Re: Computer data

From: 	DR.RESONANCE[SMTP:DR.RESONANCE-at-next-wave-dot-net]
Sent: 	Saturday, August 30, 1997 12:05 PM
To: 	Tesla List
Subject: 	Re: Computer data

To: Greg Leyh

Even without CW the tank current will dip as noted on the primary side
ammeters.  We did this experiment in Calif. in 1981 with Bill Wysock
running one of
his large coils -- I believe it was a model 10.  The coil output was around
32 ft. long spark.  The power supply was set up with a continuously
variable series inductor and a standard parallel variac stack.  As we ran
the power up thru the voltage variac in small increments we made small
adjustments to the series inductor.  At almost any setting above 50% power
level (the range we are most interested in) as one increased the variac
(voltage) the current would begin increasing as well.  At some point as the
power factor begins to correct back to unity (phase meter across input
line) the primary 240 vac side of the power supply will indicate a 5-10%
drop in the primary current to the power transformer.  This is what I refer
to as the most efficient point of operation.  The current actually "dips"
just like a plate milliammeter in a ham radio transmitter.  It's not as
dramatic, but the effect is quite evident.  From this point the voltage
variac is increased more and the primary current once again begins to
climb.  The longest sparks do occur around 10-20% above the point at which
the primary current dip point however this is a region of what I call
"overdrive".  This point trades off efficiency for more power into the sec
corona load and hence longer sparks.  The spark gap however sounds the
"happiest" at the point of max. efficiency, ie, the dipped current area. 
We use these techniques in running our smaller 7 kva systems as well. 
After all our initial experiments are done with a variable inductor then we
carefully measure the correct value of inductance for most efficient
operation and wind future inductors to this value.  On larger systems we
sometimes add a few taps (plus or minus 20%) to allow adjustment as the
voltage across the country varies from 208 VAC on east coast to 240 VAC
midwest, 208 VAC in south, and 220-240 VAC again in the west.  I might
suggest you incorporate several taps into your limiting inductor system and
you will be able to "tune" your power supply as well as your resonance
points.  A continuously variable inductor demonstrates these principles in
dramatic effect but this would be a lot of work to construct for your very
large system.  A phase shift indicator illustrating where unity is while
your system is running is a very valuable addition to your instrumentation.
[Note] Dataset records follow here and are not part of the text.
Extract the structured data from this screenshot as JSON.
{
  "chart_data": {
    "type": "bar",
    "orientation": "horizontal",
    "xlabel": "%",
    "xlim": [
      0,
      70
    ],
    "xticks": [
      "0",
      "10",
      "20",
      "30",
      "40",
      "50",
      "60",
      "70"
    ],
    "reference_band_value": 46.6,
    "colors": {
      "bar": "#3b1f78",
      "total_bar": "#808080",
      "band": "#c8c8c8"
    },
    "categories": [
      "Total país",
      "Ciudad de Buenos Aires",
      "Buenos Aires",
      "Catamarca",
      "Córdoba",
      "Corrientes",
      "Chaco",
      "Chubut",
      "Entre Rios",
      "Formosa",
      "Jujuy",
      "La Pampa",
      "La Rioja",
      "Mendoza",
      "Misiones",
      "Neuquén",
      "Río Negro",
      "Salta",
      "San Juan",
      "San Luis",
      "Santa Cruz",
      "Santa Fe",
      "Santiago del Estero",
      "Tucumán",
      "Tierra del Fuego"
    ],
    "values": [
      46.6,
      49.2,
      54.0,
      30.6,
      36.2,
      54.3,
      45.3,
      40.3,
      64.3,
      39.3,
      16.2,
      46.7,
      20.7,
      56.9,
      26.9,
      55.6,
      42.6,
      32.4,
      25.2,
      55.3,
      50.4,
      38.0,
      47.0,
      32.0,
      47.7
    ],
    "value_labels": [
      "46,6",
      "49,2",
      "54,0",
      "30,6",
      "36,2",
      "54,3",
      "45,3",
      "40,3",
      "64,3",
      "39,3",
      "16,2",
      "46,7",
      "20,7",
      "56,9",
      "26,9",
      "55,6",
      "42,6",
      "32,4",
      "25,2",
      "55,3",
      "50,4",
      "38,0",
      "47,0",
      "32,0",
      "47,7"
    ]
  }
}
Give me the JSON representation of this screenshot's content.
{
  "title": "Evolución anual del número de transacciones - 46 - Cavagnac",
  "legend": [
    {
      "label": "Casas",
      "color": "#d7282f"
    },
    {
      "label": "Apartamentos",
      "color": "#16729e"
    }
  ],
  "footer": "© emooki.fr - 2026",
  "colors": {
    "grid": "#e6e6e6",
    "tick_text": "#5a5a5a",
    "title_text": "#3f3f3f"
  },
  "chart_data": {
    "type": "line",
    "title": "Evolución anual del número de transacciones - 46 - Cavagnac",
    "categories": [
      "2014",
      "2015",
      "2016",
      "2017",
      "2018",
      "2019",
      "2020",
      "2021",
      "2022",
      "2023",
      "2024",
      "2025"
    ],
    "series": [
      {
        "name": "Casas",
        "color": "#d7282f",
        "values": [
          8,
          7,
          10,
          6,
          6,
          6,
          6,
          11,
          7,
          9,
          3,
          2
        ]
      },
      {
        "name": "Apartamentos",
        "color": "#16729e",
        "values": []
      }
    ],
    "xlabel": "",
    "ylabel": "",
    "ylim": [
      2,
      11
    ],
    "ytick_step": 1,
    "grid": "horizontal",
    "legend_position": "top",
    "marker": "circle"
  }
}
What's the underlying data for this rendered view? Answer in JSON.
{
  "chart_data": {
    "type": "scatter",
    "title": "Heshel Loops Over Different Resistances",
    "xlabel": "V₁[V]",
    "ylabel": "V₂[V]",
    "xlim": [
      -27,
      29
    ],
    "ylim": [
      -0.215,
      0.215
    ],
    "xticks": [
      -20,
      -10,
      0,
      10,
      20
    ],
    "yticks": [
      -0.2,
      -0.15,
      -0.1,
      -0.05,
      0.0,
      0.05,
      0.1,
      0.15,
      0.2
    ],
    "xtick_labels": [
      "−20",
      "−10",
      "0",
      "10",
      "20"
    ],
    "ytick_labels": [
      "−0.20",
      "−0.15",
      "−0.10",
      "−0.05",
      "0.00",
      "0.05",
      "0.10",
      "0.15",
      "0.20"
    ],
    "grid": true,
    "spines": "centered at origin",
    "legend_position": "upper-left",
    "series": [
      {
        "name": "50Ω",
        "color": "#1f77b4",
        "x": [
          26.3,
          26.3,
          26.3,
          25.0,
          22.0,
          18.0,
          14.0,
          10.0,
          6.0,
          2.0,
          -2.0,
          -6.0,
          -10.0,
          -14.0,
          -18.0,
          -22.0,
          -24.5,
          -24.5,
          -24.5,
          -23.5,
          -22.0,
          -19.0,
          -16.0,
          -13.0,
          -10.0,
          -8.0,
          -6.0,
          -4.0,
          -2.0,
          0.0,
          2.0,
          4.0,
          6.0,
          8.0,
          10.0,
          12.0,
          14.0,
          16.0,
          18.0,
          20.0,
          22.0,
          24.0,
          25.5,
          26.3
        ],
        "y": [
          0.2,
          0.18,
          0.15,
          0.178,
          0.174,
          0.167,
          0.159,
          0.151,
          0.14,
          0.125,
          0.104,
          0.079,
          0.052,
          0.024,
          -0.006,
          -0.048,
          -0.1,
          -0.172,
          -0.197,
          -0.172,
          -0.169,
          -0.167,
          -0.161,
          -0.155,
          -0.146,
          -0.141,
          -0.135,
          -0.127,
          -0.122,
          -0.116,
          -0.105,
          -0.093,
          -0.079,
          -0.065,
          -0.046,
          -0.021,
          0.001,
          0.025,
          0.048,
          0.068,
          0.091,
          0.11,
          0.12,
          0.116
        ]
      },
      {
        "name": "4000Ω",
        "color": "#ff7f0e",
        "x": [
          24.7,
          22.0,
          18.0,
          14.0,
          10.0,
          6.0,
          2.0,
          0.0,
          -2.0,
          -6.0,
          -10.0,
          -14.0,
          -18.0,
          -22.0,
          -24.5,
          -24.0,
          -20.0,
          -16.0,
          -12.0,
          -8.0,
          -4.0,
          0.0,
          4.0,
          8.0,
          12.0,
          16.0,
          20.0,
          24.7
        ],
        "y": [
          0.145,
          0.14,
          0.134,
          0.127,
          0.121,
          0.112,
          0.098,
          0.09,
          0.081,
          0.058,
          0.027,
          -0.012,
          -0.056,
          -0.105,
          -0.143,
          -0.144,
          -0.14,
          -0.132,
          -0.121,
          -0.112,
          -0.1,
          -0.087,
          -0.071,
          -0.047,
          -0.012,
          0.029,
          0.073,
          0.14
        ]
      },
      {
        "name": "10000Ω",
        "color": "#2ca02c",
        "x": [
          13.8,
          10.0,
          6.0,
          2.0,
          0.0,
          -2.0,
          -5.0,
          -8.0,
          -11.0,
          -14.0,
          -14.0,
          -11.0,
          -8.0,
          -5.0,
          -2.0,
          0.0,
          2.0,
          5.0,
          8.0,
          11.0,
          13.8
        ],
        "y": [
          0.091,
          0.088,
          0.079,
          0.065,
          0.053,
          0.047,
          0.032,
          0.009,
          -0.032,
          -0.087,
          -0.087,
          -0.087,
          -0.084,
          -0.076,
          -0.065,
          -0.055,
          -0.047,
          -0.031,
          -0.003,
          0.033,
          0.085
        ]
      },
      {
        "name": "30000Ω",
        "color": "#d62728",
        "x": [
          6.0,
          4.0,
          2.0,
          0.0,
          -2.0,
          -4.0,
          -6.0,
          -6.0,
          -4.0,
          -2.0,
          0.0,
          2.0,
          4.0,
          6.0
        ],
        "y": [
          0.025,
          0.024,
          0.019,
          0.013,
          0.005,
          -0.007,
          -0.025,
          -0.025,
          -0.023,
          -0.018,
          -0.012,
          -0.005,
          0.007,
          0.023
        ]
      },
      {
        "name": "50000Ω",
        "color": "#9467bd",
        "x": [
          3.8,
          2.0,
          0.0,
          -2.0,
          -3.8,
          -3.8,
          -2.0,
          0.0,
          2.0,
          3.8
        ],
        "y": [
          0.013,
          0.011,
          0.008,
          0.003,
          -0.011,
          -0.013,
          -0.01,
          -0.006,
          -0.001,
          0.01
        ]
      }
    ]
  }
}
Regarding the data I posted .... does it agree with any of your measured
values of current input vs spark length output for your old system with the
0.18 MFD capacitor???

The algorithm we use is a series of plotted points from various coils
sytems we have run in the past.  At long spark lengths (max was 78 ft) we
recorded 1.9 kva required per ft of spark length.  At lengths of 30-40 ft
the power level was approx 1.1 to 1.2 kva per ft of sec spark.

Hope this data helps out -- please advise on the data I submitted vs your


> From: Tesla List <tesla-at-pupman-dot-com>
> To: 'Tesla List' <tesla-at-poodle.pupman-dot-com>
> Subject: RE: Computer data
> Date: Friday,August 29,1997 1:36 AM
> From: 	Greg Leyh[SMTP:lod-at-pacbell-dot-net]
> Sent: 	Thursday, August 28, 1997 5:19 PM
> To: 	Tesla List
> Subject: 	Re: Computer data
> > Hi Greg:
> > 
> > Ran some of your previous coil design data thru our computer design
> > program, "Resonance Master", and it generated the following data:
> > 
> > assuming a pri cap size of 0.18 MFD, then:
> > 
> > at 90 amps input   x = 21 ft. long sec. spark     this would be min
> > value for this size cap
> > 
> > at 108 amps input  x = 25.2 ft. long sec. spark    this would be most
> > efficient operation point, ie, tank plate current dipped
> > 
> > at 130 amps input  x = 30.3 ft. long sec. spark   overdriving the
> > slightly for max spark output
> This coil is not CW, and therefore does not have a tank plate current to
> What are the ampere ratings shown above?  Is that the wallplug current?
> So far in the low power tests (shown in the JPEG's on Chip's site), here
> what I have actually measured:
> At 45 amps input (480V 3-Phase)  x = 25 to 32 ft. long sec. spark
> > The above values assume a large top load and all is in tune.  Power
> > reactance matches cap size, pri in correct tune with sec system, proper
> > coeff. coupling (0.18-0.22), and good spark gap quenching.
> > 
> > I was curious if these values are in agreement with your observed
> > parameters.  If in agreement I would be happy to do a runup of your new
> > system to see if your new numbers agree with our program output.
> Yes, I would indeed!  The full power (120kW) test will occur in about 8
> Cpri will be 0.27uF
> Zpri will be 15 ohms
> k    will be 0.22
> How does your algorithm relate output power to spark length?